E infatti è pure comprensibile la circostanza per la quale non commette il delitto chi registra condotte a cui partecipa. Qui, quanto accade nell'intimità del luogo privato viene percepito non grazie alla fraudolenta presenza di un apparecchio che registra quanto ivi si svolge, bensì perché la persona ha percepito immagini e suoni essendo presente “sulla scena”. Il soggetto ignaro della registrazione era comunque consapevole della partecipazione di chi ha effettuato la registrazione.

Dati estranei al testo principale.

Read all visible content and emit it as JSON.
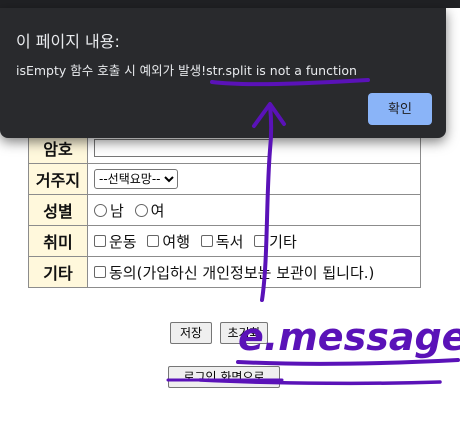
{
  "dialog": {
    "title": "이 페이지 내용:",
    "message": "isEmpty 함수 호출 시 예외가 발생!str.split is not a function",
    "ok_label": "확인"
  },
  "form": {
    "rows": [
      {
        "label": "암호"
      },
      {
        "label": "거주지",
        "select_value": "--선택요망--"
      },
      {
        "label": "성별",
        "options": [
          "남",
          "여"
        ]
      },
      {
        "label": "취미",
        "options": [
          "운동",
          "여행",
          "독서",
          "기타"
        ]
      },
      {
        "label": "기타",
        "agree_text": "동의(가입하신 개인정보는 보관이 됩니다.)"
      }
    ]
  },
  "buttons": {
    "save": "저장",
    "reset": "초기화",
    "login": "로그인 화면으로"
  },
  "annotation": {
    "text": "e.message",
    "color": "#5a12b8"
  }
}
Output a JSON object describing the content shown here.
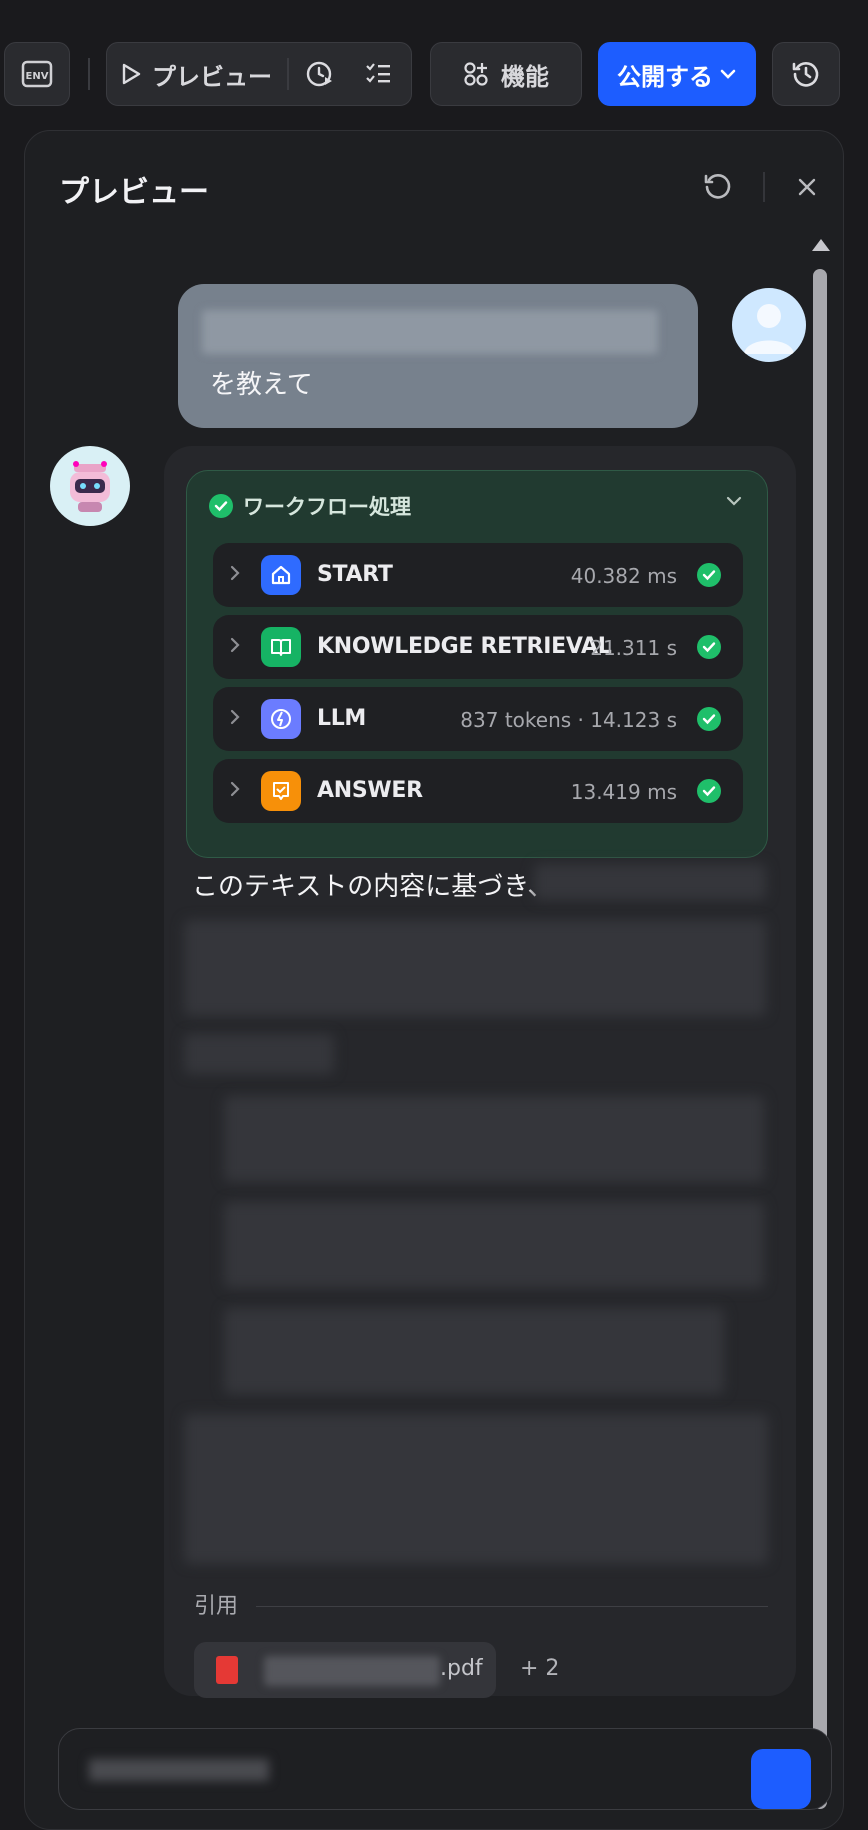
{
  "topbar": {
    "env_label": "ENV",
    "preview_label": "プレビュー",
    "features_label": "機能",
    "publish_label": "公開する"
  },
  "panel": {
    "title": "プレビュー"
  },
  "user_message": {
    "visible_text": "を教えて"
  },
  "workflow": {
    "title": "ワークフロー処理",
    "status_color": "#1fbf6a",
    "steps": [
      {
        "name": "START",
        "meta": "40.382 ms",
        "icon": "home-icon",
        "color": "#2f6bff"
      },
      {
        "name": "KNOWLEDGE RETRIEVAL",
        "meta": "21.311 s",
        "icon": "book-icon",
        "color": "#16b364"
      },
      {
        "name": "LLM",
        "meta": "837 tokens · 14.123 s",
        "icon": "llm-icon",
        "color": "#6b7cff"
      },
      {
        "name": "ANSWER",
        "meta": "13.419 ms",
        "icon": "answer-icon",
        "color": "#f79009"
      }
    ]
  },
  "answer": {
    "lead": "このテキストの内容に基づき、"
  },
  "citations": {
    "label": "引用",
    "file_ext": ".pdf",
    "more": "+ 2"
  },
  "colors": {
    "accent": "#1d5dff",
    "background": "#1a1a1d"
  }
}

Quest'ultimo quindi non ha compiuto alcuna interferenza, ma era ammesso a percepire quanto si svolgeva davanti ai suoi occhi. Il fatto in sé della mera registrazione, sia pure non concordata, non integra l'illecito in questione in quanto tale azione non incide sul bene giuridico tutelato. L'atto di imprimere in un file audio o video ciò che si è visto o sentito non viola in alcun modo la riservatezza, poiché ha come effetto unicamente quello di poter ricordare più al lungo e con maggiore dettaglio quanto si è già vissuto in prima persona e con la consapevolezza di chi è stato pure ripreso, magari senza saperlo.

Infine, è ovvio che il consenso delle persone oggetto di ripresa pure esclude il delitto che presuppone per la sua consumazione il procurarsi indebitamente suoni e immagini tramite strumenti di ripresa visiva o sonora. L'assenso alla registrazione, è evidente, esclude il carattere indebito dell'attività.